UnitedHealth (NYSE:UNH) announced last week its intention of acquiring Surgical Care Affiliates (NASDAQ:SCAI) (to be referred to as "SCA") to combine with its primary and urgent care delivery services unit Optum. The deal is worth $57 per share ($2.3 billion) and will be majority-funded with UnitedHealth's common stock with the remainder (20%-49%) funded with cash. SCA is an operator of more than 200 outpatient surgical centers in the US, located in 35 states, and performs nearly 1 million surgeries per year. The deal prices SCA at a revenue multiple of 2.1x.
The deal makes both strategic and financial sense for UnitedHealth. Optum's health services unit can benefit from SCA's lower-cost outpatient care services, given its rising demand among health insurers. Optum is UnitedHealth's highest growth segment. It contributed 19.4% of revenues (after corporate items and eliminations) and 42.9% of EBT (earnings before taxes) in the first nine months of 2016. This contrasts with respective figures of 13.2% of sales and 34.3% of EBT in the first nine months of 2015. The transaction will work to push Optum into a market-leading provider of ambulatory medical services. Integration risk is low given the size of SCA relative to UnitedHealth. UnitedHealth has an enterprise value of $171.4 billion versus $3.2 billion for SCA.
UnitedHealth's use of equity in the deal takes advantage of the company's strong capital appreciation over the past year, which put it as the Dow's best-performing stock of 2016. The stock is up 47% over the past year, which provides a valuable source of capital for any M&A efforts. Based on a relative valuation using EBITDA multiples on industry peers, UnitedHealth's fair valuation would reside anywhere from $120-$175 per share, which puts its equity value in the upper part of that valuation range. Management teams that believe their stock to be fully valued (or even overvalued) are more likely to use equity as a source of funding.
Debtholders are also poised to benefit from the deal, given the company's leverage ratios may hold stable or decline slightly depending on the amount of equity UnitedHealth decides to issue. SCA's credit quality is worse than that of UnitedHealth's, but will have no material impact on the latter's pro forma credit statistics.
UnitedHealth has shown a tendency to make transactions of this type in the very recent past to augment the growth of its Optum segment. In September 2014, the company purchased MedSynergies, a business services organization for physicians. A month after, Optum acquired Alere Health, a health management division. In April 2015, the company acquired MedExpress, a physician-led urgent care center operator throughout the US. And later that year, it acquired ProHealth Physicians to advance patient care in its market in Connecticut.

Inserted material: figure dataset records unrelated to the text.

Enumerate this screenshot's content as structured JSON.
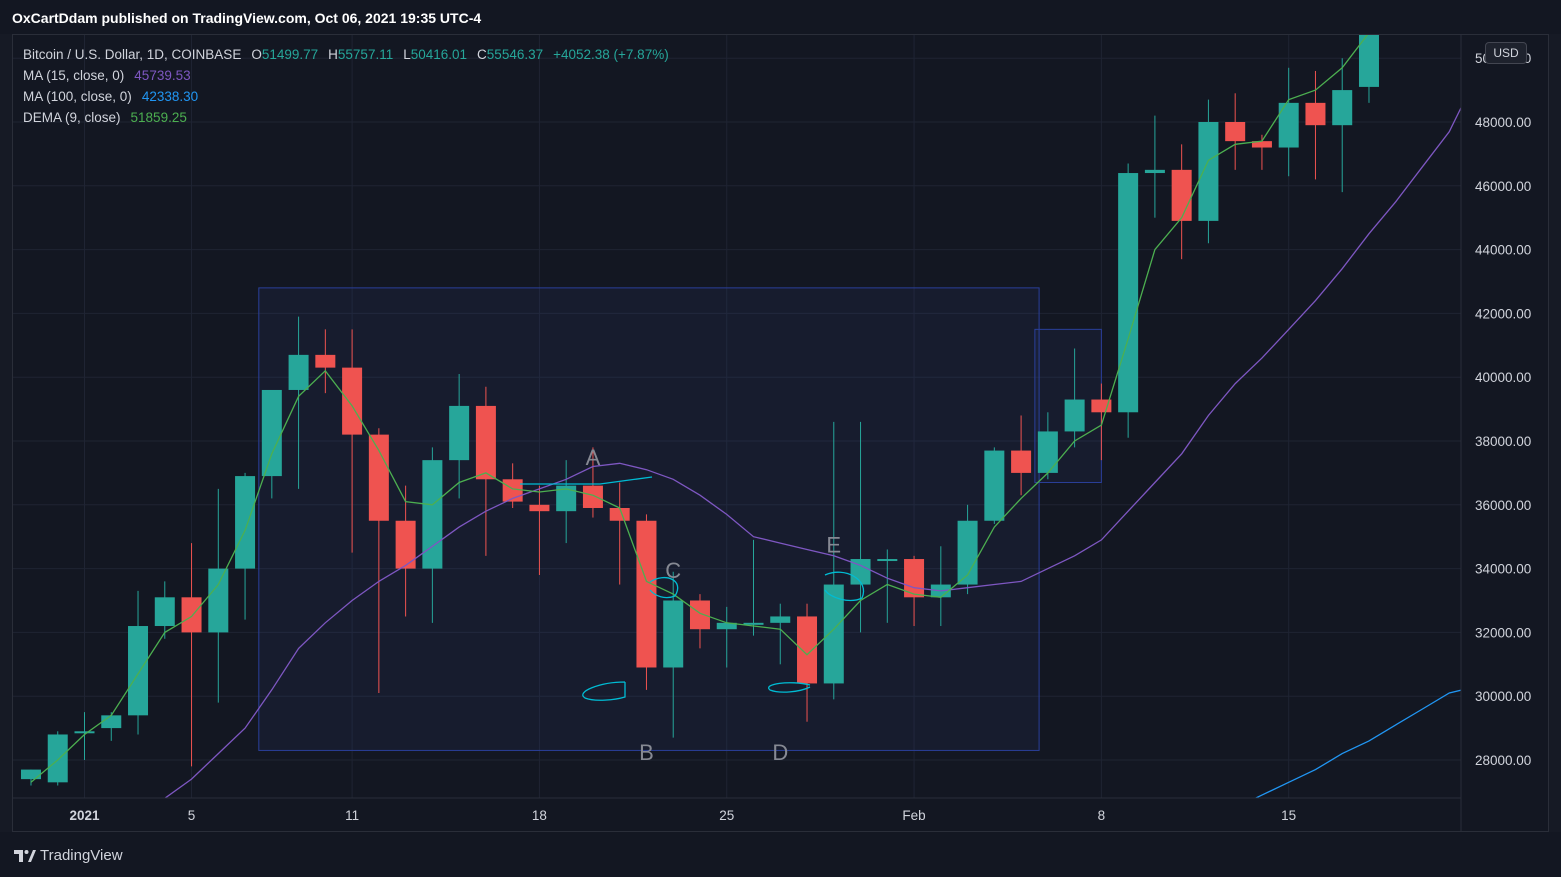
{
  "header": {
    "publisher_text": "OxCartDdam published on TradingView.com, Oct 06, 2021 19:35 UTC-4"
  },
  "legend": {
    "symbol": "Bitcoin / U.S. Dollar, 1D, COINBASE",
    "open_label": "O",
    "open": "51499.77",
    "high_label": "H",
    "high": "55757.11",
    "low_label": "L",
    "low": "50416.01",
    "close_label": "C",
    "close": "55546.37",
    "change": "+4052.38 (+7.87%)",
    "ma15_label": "MA (15, close, 0)",
    "ma15_value": "45739.53",
    "ma100_label": "MA (100, close, 0)",
    "ma100_value": "42338.30",
    "dema_label": "DEMA (9, close)",
    "dema_value": "51859.25"
  },
  "currency_button": "USD",
  "footer": {
    "brand": "TradingView",
    "brand_icon": "tradingview-logo-icon"
  },
  "colors": {
    "up": "#26a69a",
    "down": "#ef5350",
    "ma15": "#7e57c2",
    "ma100": "#2196f3",
    "dema": "#4caf50",
    "annotation": "#00bcd4",
    "box": "#2a3f9a"
  },
  "chart_data": {
    "type": "candlestick",
    "symbol": "Bitcoin / U.S. Dollar, 1D, COINBASE",
    "currency": "USD",
    "ylim": [
      26000,
      50800
    ],
    "y_ticks": [
      "28000.00",
      "30000.00",
      "32000.00",
      "34000.00",
      "36000.00",
      "38000.00",
      "40000.00",
      "42000.00",
      "44000.00",
      "46000.00",
      "48000.00",
      "50000.00"
    ],
    "x_tick_labels": [
      {
        "label": "2021",
        "date": "2021-01-01"
      },
      {
        "label": "5",
        "date": "2021-01-05"
      },
      {
        "label": "11",
        "date": "2021-01-11"
      },
      {
        "label": "18",
        "date": "2021-01-18"
      },
      {
        "label": "25",
        "date": "2021-01-25"
      },
      {
        "label": "Feb",
        "date": "2021-02-01"
      },
      {
        "label": "8",
        "date": "2021-02-08"
      },
      {
        "label": "15",
        "date": "2021-02-15"
      }
    ],
    "candles": [
      {
        "date": "2020-12-30",
        "o": 27400,
        "h": 27700,
        "l": 27200,
        "c": 27700
      },
      {
        "date": "2020-12-31",
        "o": 27300,
        "h": 28900,
        "l": 27200,
        "c": 28800
      },
      {
        "date": "2021-01-01",
        "o": 28900,
        "h": 29500,
        "l": 28000,
        "c": 28900
      },
      {
        "date": "2021-01-02",
        "o": 29000,
        "h": 29500,
        "l": 28600,
        "c": 29400
      },
      {
        "date": "2021-01-03",
        "o": 29400,
        "h": 33300,
        "l": 28800,
        "c": 32200
      },
      {
        "date": "2021-01-04",
        "o": 32200,
        "h": 33600,
        "l": 31800,
        "c": 33100
      },
      {
        "date": "2021-01-05",
        "o": 33100,
        "h": 34800,
        "l": 27800,
        "c": 32000
      },
      {
        "date": "2021-01-06",
        "o": 32000,
        "h": 36500,
        "l": 29800,
        "c": 34000
      },
      {
        "date": "2021-01-07",
        "o": 34000,
        "h": 37000,
        "l": 32400,
        "c": 36900
      },
      {
        "date": "2021-01-08",
        "o": 36900,
        "h": 39500,
        "l": 36200,
        "c": 39600
      },
      {
        "date": "2021-01-09",
        "o": 39600,
        "h": 41900,
        "l": 36500,
        "c": 40700
      },
      {
        "date": "2021-01-10",
        "o": 40700,
        "h": 41500,
        "l": 39500,
        "c": 40300
      },
      {
        "date": "2021-01-11",
        "o": 40300,
        "h": 41500,
        "l": 34500,
        "c": 38200
      },
      {
        "date": "2021-01-12",
        "o": 38200,
        "h": 38400,
        "l": 30100,
        "c": 35500
      },
      {
        "date": "2021-01-13",
        "o": 35500,
        "h": 36600,
        "l": 32500,
        "c": 34000
      },
      {
        "date": "2021-01-14",
        "o": 34000,
        "h": 37800,
        "l": 32300,
        "c": 37400
      },
      {
        "date": "2021-01-15",
        "o": 37400,
        "h": 40100,
        "l": 36200,
        "c": 39100
      },
      {
        "date": "2021-01-16",
        "o": 39100,
        "h": 39700,
        "l": 34400,
        "c": 36800
      },
      {
        "date": "2021-01-17",
        "o": 36800,
        "h": 37300,
        "l": 35900,
        "c": 36100
      },
      {
        "date": "2021-01-18",
        "o": 36000,
        "h": 36600,
        "l": 33800,
        "c": 35800
      },
      {
        "date": "2021-01-19",
        "o": 35800,
        "h": 37400,
        "l": 34800,
        "c": 36600
      },
      {
        "date": "2021-01-20",
        "o": 36600,
        "h": 37800,
        "l": 35600,
        "c": 35900
      },
      {
        "date": "2021-01-21",
        "o": 35900,
        "h": 36700,
        "l": 33500,
        "c": 35500
      },
      {
        "date": "2021-01-22",
        "o": 35500,
        "h": 35700,
        "l": 30200,
        "c": 30900
      },
      {
        "date": "2021-01-23",
        "o": 30900,
        "h": 33900,
        "l": 28700,
        "c": 33000
      },
      {
        "date": "2021-01-24",
        "o": 33000,
        "h": 33200,
        "l": 31500,
        "c": 32100
      },
      {
        "date": "2021-01-25",
        "o": 32100,
        "h": 32800,
        "l": 30900,
        "c": 32300
      },
      {
        "date": "2021-01-26",
        "o": 32300,
        "h": 34900,
        "l": 31900,
        "c": 32300
      },
      {
        "date": "2021-01-27",
        "o": 32300,
        "h": 32900,
        "l": 31000,
        "c": 32500
      },
      {
        "date": "2021-01-28",
        "o": 32500,
        "h": 32900,
        "l": 29200,
        "c": 30400
      },
      {
        "date": "2021-01-29",
        "o": 30400,
        "h": 38600,
        "l": 29900,
        "c": 33500
      },
      {
        "date": "2021-01-30",
        "o": 33500,
        "h": 38600,
        "l": 32000,
        "c": 34300
      },
      {
        "date": "2021-01-31",
        "o": 34300,
        "h": 34600,
        "l": 32300,
        "c": 34300
      },
      {
        "date": "2021-02-01",
        "o": 34300,
        "h": 34400,
        "l": 32200,
        "c": 33100
      },
      {
        "date": "2021-02-02",
        "o": 33100,
        "h": 34700,
        "l": 32200,
        "c": 33500
      },
      {
        "date": "2021-02-03",
        "o": 33500,
        "h": 36000,
        "l": 33200,
        "c": 35500
      },
      {
        "date": "2021-02-04",
        "o": 35500,
        "h": 37800,
        "l": 35400,
        "c": 37700
      },
      {
        "date": "2021-02-05",
        "o": 37700,
        "h": 38800,
        "l": 36300,
        "c": 37000
      },
      {
        "date": "2021-02-06",
        "o": 37000,
        "h": 38900,
        "l": 36800,
        "c": 38300
      },
      {
        "date": "2021-02-07",
        "o": 38300,
        "h": 40900,
        "l": 37800,
        "c": 39300
      },
      {
        "date": "2021-02-08",
        "o": 39300,
        "h": 39800,
        "l": 37400,
        "c": 38900
      },
      {
        "date": "2021-02-09",
        "o": 38900,
        "h": 46700,
        "l": 38100,
        "c": 46400
      },
      {
        "date": "2021-02-10",
        "o": 46400,
        "h": 48200,
        "l": 45000,
        "c": 46500
      },
      {
        "date": "2021-02-11",
        "o": 46500,
        "h": 47300,
        "l": 43700,
        "c": 44900
      },
      {
        "date": "2021-02-12",
        "o": 44900,
        "h": 48700,
        "l": 44200,
        "c": 48000
      },
      {
        "date": "2021-02-13",
        "o": 48000,
        "h": 48900,
        "l": 46500,
        "c": 47400
      },
      {
        "date": "2021-02-14",
        "o": 47400,
        "h": 47600,
        "l": 46500,
        "c": 47200
      },
      {
        "date": "2021-02-15",
        "o": 47200,
        "h": 49700,
        "l": 46300,
        "c": 48600
      },
      {
        "date": "2021-02-16",
        "o": 48600,
        "h": 49600,
        "l": 46200,
        "c": 47900
      },
      {
        "date": "2021-02-17",
        "o": 47900,
        "h": 50000,
        "l": 45800,
        "c": 49000
      },
      {
        "date": "2021-02-18",
        "o": 49100,
        "h": 51500,
        "l": 48600,
        "c": 51200
      }
    ],
    "series": [
      {
        "name": "MA (15, close, 0)",
        "color": "#7e57c2",
        "points": [
          [
            "2021-01-04",
            26800
          ],
          [
            "2021-01-05",
            27400
          ],
          [
            "2021-01-06",
            28200
          ],
          [
            "2021-01-07",
            29000
          ],
          [
            "2021-01-08",
            30200
          ],
          [
            "2021-01-09",
            31500
          ],
          [
            "2021-01-10",
            32300
          ],
          [
            "2021-01-11",
            33000
          ],
          [
            "2021-01-12",
            33600
          ],
          [
            "2021-01-13",
            34100
          ],
          [
            "2021-01-14",
            34700
          ],
          [
            "2021-01-15",
            35300
          ],
          [
            "2021-01-16",
            35800
          ],
          [
            "2021-01-17",
            36200
          ],
          [
            "2021-01-18",
            36500
          ],
          [
            "2021-01-19",
            36800
          ],
          [
            "2021-01-20",
            37200
          ],
          [
            "2021-01-21",
            37300
          ],
          [
            "2021-01-22",
            37100
          ],
          [
            "2021-01-23",
            36800
          ],
          [
            "2021-01-24",
            36300
          ],
          [
            "2021-01-25",
            35700
          ],
          [
            "2021-01-26",
            35000
          ],
          [
            "2021-01-27",
            34800
          ],
          [
            "2021-01-28",
            34600
          ],
          [
            "2021-01-29",
            34400
          ],
          [
            "2021-01-30",
            34100
          ],
          [
            "2021-01-31",
            33700
          ],
          [
            "2021-02-01",
            33400
          ],
          [
            "2021-02-02",
            33300
          ],
          [
            "2021-02-03",
            33400
          ],
          [
            "2021-02-04",
            33500
          ],
          [
            "2021-02-05",
            33600
          ],
          [
            "2021-02-06",
            34000
          ],
          [
            "2021-02-07",
            34400
          ],
          [
            "2021-02-08",
            34900
          ],
          [
            "2021-02-09",
            35800
          ],
          [
            "2021-02-10",
            36700
          ],
          [
            "2021-02-11",
            37600
          ],
          [
            "2021-02-12",
            38800
          ],
          [
            "2021-02-13",
            39800
          ],
          [
            "2021-02-14",
            40600
          ],
          [
            "2021-02-15",
            41500
          ],
          [
            "2021-02-16",
            42400
          ],
          [
            "2021-02-17",
            43400
          ],
          [
            "2021-02-18",
            44500
          ],
          [
            "2021-02-19",
            45500
          ],
          [
            "2021-02-20",
            46600
          ],
          [
            "2021-02-21",
            47700
          ],
          [
            "2021-02-22",
            49400
          ]
        ]
      },
      {
        "name": "MA (100, close, 0)",
        "color": "#2196f3",
        "points": [
          [
            "2021-02-12",
            26000
          ],
          [
            "2021-02-13",
            26500
          ],
          [
            "2021-02-14",
            26900
          ],
          [
            "2021-02-15",
            27300
          ],
          [
            "2021-02-16",
            27700
          ],
          [
            "2021-02-17",
            28200
          ],
          [
            "2021-02-18",
            28600
          ],
          [
            "2021-02-19",
            29100
          ],
          [
            "2021-02-20",
            29600
          ],
          [
            "2021-02-21",
            30100
          ],
          [
            "2021-02-22",
            30300
          ]
        ]
      },
      {
        "name": "DEMA (9, close)",
        "color": "#4caf50",
        "points": [
          [
            "2020-12-30",
            27300
          ],
          [
            "2020-12-31",
            28000
          ],
          [
            "2021-01-01",
            28800
          ],
          [
            "2021-01-02",
            29400
          ],
          [
            "2021-01-03",
            30700
          ],
          [
            "2021-01-04",
            32000
          ],
          [
            "2021-01-05",
            32500
          ],
          [
            "2021-01-06",
            33500
          ],
          [
            "2021-01-07",
            35200
          ],
          [
            "2021-01-08",
            37600
          ],
          [
            "2021-01-09",
            39400
          ],
          [
            "2021-01-10",
            40200
          ],
          [
            "2021-01-11",
            39100
          ],
          [
            "2021-01-12",
            37700
          ],
          [
            "2021-01-13",
            36100
          ],
          [
            "2021-01-14",
            36000
          ],
          [
            "2021-01-15",
            36700
          ],
          [
            "2021-01-16",
            37000
          ],
          [
            "2021-01-17",
            36500
          ],
          [
            "2021-01-18",
            36400
          ],
          [
            "2021-01-19",
            36500
          ],
          [
            "2021-01-20",
            36300
          ],
          [
            "2021-01-21",
            35900
          ],
          [
            "2021-01-22",
            33600
          ],
          [
            "2021-01-23",
            33200
          ],
          [
            "2021-01-24",
            32600
          ],
          [
            "2021-01-25",
            32300
          ],
          [
            "2021-01-26",
            32200
          ],
          [
            "2021-01-27",
            32100
          ],
          [
            "2021-01-28",
            31300
          ],
          [
            "2021-01-29",
            32100
          ],
          [
            "2021-01-30",
            33000
          ],
          [
            "2021-01-31",
            33500
          ],
          [
            "2021-02-01",
            33200
          ],
          [
            "2021-02-02",
            33100
          ],
          [
            "2021-02-03",
            33800
          ],
          [
            "2021-02-04",
            35300
          ],
          [
            "2021-02-05",
            36200
          ],
          [
            "2021-02-06",
            37000
          ],
          [
            "2021-02-07",
            38000
          ],
          [
            "2021-02-08",
            38500
          ],
          [
            "2021-02-09",
            41200
          ],
          [
            "2021-02-10",
            44000
          ],
          [
            "2021-02-11",
            45000
          ],
          [
            "2021-02-12",
            46800
          ],
          [
            "2021-02-13",
            47300
          ],
          [
            "2021-02-14",
            47400
          ],
          [
            "2021-02-15",
            48700
          ],
          [
            "2021-02-16",
            49000
          ],
          [
            "2021-02-17",
            49700
          ],
          [
            "2021-02-18",
            50800
          ]
        ]
      }
    ],
    "annotations": [
      {
        "label": "A",
        "date": "2021-01-20",
        "price": 37250
      },
      {
        "label": "B",
        "date": "2021-01-22",
        "price": 28000
      },
      {
        "label": "C",
        "date": "2021-01-23",
        "price": 33700
      },
      {
        "label": "D",
        "date": "2021-01-27",
        "price": 28000
      },
      {
        "label": "E",
        "date": "2021-01-29",
        "price": 34500
      }
    ],
    "shapes": [
      {
        "type": "rectangle",
        "from_date": "2021-01-08",
        "to_date": "2021-02-05",
        "top_price": 42800,
        "bottom_price": 28300
      },
      {
        "type": "rectangle",
        "from_date": "2021-02-06",
        "to_date": "2021-02-08",
        "top_price": 41500,
        "bottom_price": 36700
      }
    ]
  }
}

OptumRX (a division operating under the Optum umbrella) purchased Catamaran in a larger-scale deal ($12.8 billion) to improve its negotiating power of drug pricing with pharmaceutical companies. Catamaran operates as a benefits manager and works to manage and oversee drug coverage in health insurance plans.
Strategically, Optum is building up a base of mostly smaller acquisitions that will work to deepen its penetration in the ambulatory care market while increasing its cost efficiency, which should benefit the business as more insurers guide patients with ambulatory care needs toward lower-cost providers. In addition to slicing costs, the company benefits from product and geographic diversification.
The SCA acquisition is likely to close before the end of Q2 2017. If we go by Friday's pre-announcement price of $48.75 per share for SCA, the market is currently pricing in a 95.9% chance of deal closure based on its $56.66 price at the time of writing [1 - ($57.00-$56.66)/($57.00-$48.75)]. Accordingly, the market believes there is little in the way of regulatory hurdles (or other customary closing procedures) to throw this deal off. Moreover, UnitedHealth's recent shopping spree demonstrates it has the motivation to go out and acquire companies that fit into its strategic vision and follow the transactions through to completion.
The transaction will likely yield no accretive effect to shareholders in 2017 (based on earnings per share). But assuming matters proceed as expected, accretion is expected starting in 2018. Given that up to 80% of the transaction could be comprised of UnitedHealth common shares, SCA shareholders will also be able to share in the value creation process.